Other local businesses have also posted signs on the privately owned steel mesh fence at Wall and Western. (Michelle Tully, co-proprietor of the antique mall with her husband Cal, says the vacant lots there have a checkerboard of multiple owners; they’re still trying to track down the owner of the specific fence in question.)

Renee Pool of the “Not Just Antiques Mart,” a hundred yards to the south, and Ron Cook of Cook’s BBQ, recently relocated from Western and Oakey to Western near Wall, failed to return my calls, last week. But they’ve also had signs go up on the fence at Wall and Western … and come down again.

Did I mention this little retail neighborhood with the confusing access is in the City of Las Vegas?

The business owners put up signs — nice, sturdy, professionally lettered signs. Then Las Vegas City code enforcement officers come around and repeatedly either tear down the signs or instruct the Tullys and other business owners to tear down their own signs, even though they’re attached to a private fence, whose owner has apparently never been heard from.

Cal Tully tried to put up flags and banners along the guard rail in front of his mall; the state highway people told him he had to take them down.

On May 2, the Charleston Antique Mall held a sidewalk sale in its own rear parking lot. City Code enforcement officers came by and informed Mr. Tully he could be fined $125 for holding a parking lot sale without a permit … on his own property, in an area where customers never park, anyway. (That is to say, no parking spaces which are required to be available as a condition of the mall’s occupancy permit were blocked or used for the sale.)

Cal Tully says he’s also been threatened with fines of $100 to $125 for putting up his signs.

In possibly the most bizarre “violation,” the city’s “Dead End” sign, warning through traffic not to proceed north on Western from the Wall Street intersection, is visible only to eastbound traffic on Wall Street. It’s not easily seen by northbound drivers on Western. So, at least several times per hour, some industrious driver seeking a shortcut to Charleston proceeds north into the antique mall parking lot … and ends up making a frustrated and often high-speed U-turn when they realize city engineers have driven steel posts into the pavement to block access to Charleston Boulevard.

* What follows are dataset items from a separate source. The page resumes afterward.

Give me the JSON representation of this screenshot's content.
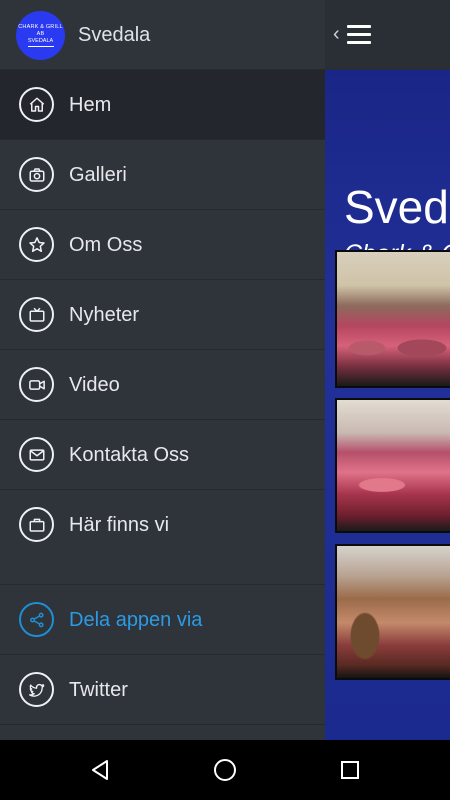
{
  "app_screen": {
    "title": "Sveda",
    "subtitle": "Chark & C",
    "menu_button_icon": "hamburger-icon",
    "banner_color": "#1c2a8a"
  },
  "drawer": {
    "logo": {
      "line1": "CHARK & GRILL AB",
      "line2": "SVEDALA",
      "color": "#2a3af0"
    },
    "title": "Svedala",
    "items": [
      {
        "label": "Hem",
        "icon": "home-icon",
        "active": true
      },
      {
        "label": "Galleri",
        "icon": "camera-icon"
      },
      {
        "label": "Om Oss",
        "icon": "star-icon"
      },
      {
        "label": "Nyheter",
        "icon": "tv-icon"
      },
      {
        "label": "Video",
        "icon": "video-camera-icon"
      },
      {
        "label": "Kontakta Oss",
        "icon": "mail-icon"
      },
      {
        "label": "Här finns vi",
        "icon": "briefcase-icon"
      }
    ],
    "share": {
      "label": "Dela appen via",
      "icon": "share-icon",
      "color": "#2b9be4"
    },
    "social": [
      {
        "label": "Twitter",
        "icon": "twitter-icon"
      }
    ]
  },
  "navbar": {
    "back": "back-icon",
    "home": "home-circle-icon",
    "recent": "recent-apps-icon"
  }
}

“Yesterday we had a huge truck” pulling that dangerous maneuver as customers walked through the parking lot, Michelle Tully told me last week.

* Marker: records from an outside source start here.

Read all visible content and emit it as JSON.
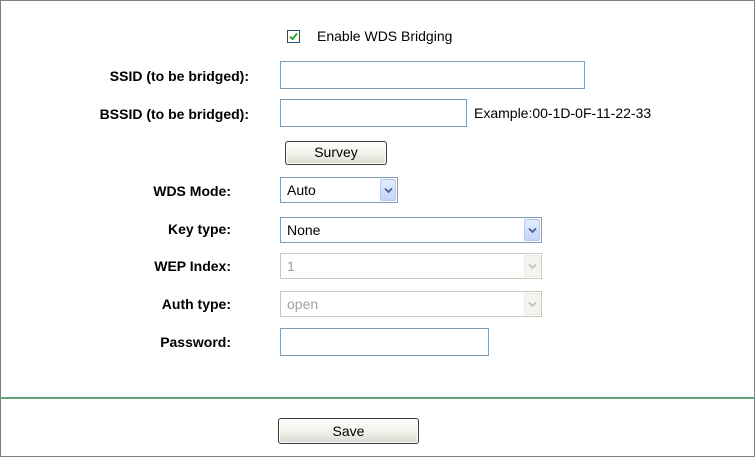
{
  "wds": {
    "enable_label": "Enable WDS Bridging",
    "enabled": true
  },
  "ssid": {
    "label": "SSID (to be bridged):",
    "value": ""
  },
  "bssid": {
    "label": "BSSID (to be bridged):",
    "value": "",
    "example": "Example:00-1D-0F-11-22-33"
  },
  "survey_label": "Survey",
  "wds_mode": {
    "label": "WDS Mode:",
    "selected": "Auto"
  },
  "key_type": {
    "label": "Key type:",
    "selected": "None"
  },
  "wep_index": {
    "label": "WEP Index:",
    "selected": "1",
    "disabled": true
  },
  "auth_type": {
    "label": "Auth type:",
    "selected": "open",
    "disabled": true
  },
  "password": {
    "label": "Password:",
    "value": ""
  },
  "save_label": "Save",
  "colors": {
    "divider": "#67a37c",
    "input_border": "#7f9db9",
    "disabled_text": "#a0a0a0"
  },
  "icons": {
    "checkbox": "checkmark-icon",
    "dropdown": "chevron-down-icon"
  }
}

So the local merchants put up their own, homemade “Dead End” sign near Wall and Western, visible to northbound drivers on Western. And officials tore it down!

Don’t try to put up your own signs that benefit public safety in your little neighborhood, unless you want to be fined, the city appears to be saying. But also don’t expect the city to put up “official” replacement signs when we tear yours down. We’re here to squeeze more blood from the turnip, $100 at a time — not to fix the problem.

What’s going on, here? Not enough businesses failing in Las Vegas — where, I should note, the pride and joy of the tax-funded municipal redevelopment projects, the movie theater at Neonecropolis, finally and predictably went belly-up last week, leaving that whole downtown block (originally seized by the city under eminent domain from actual, going businesses) to the pigeons?

“Thats what I want to know,” says Cal Tully. “If I was blocking the street or something, I’d understand. But he (the code enforcement officer) says that doesn’t matter, you need a permit. They also made Cook’s BBQ take down their sign. The owner, Ron Cook, says ‘How come you’re always picking on me and the antique mall?’ The officer specifically told me it (the sign) cannot be on private property. I’m learning the rules as we go, here. …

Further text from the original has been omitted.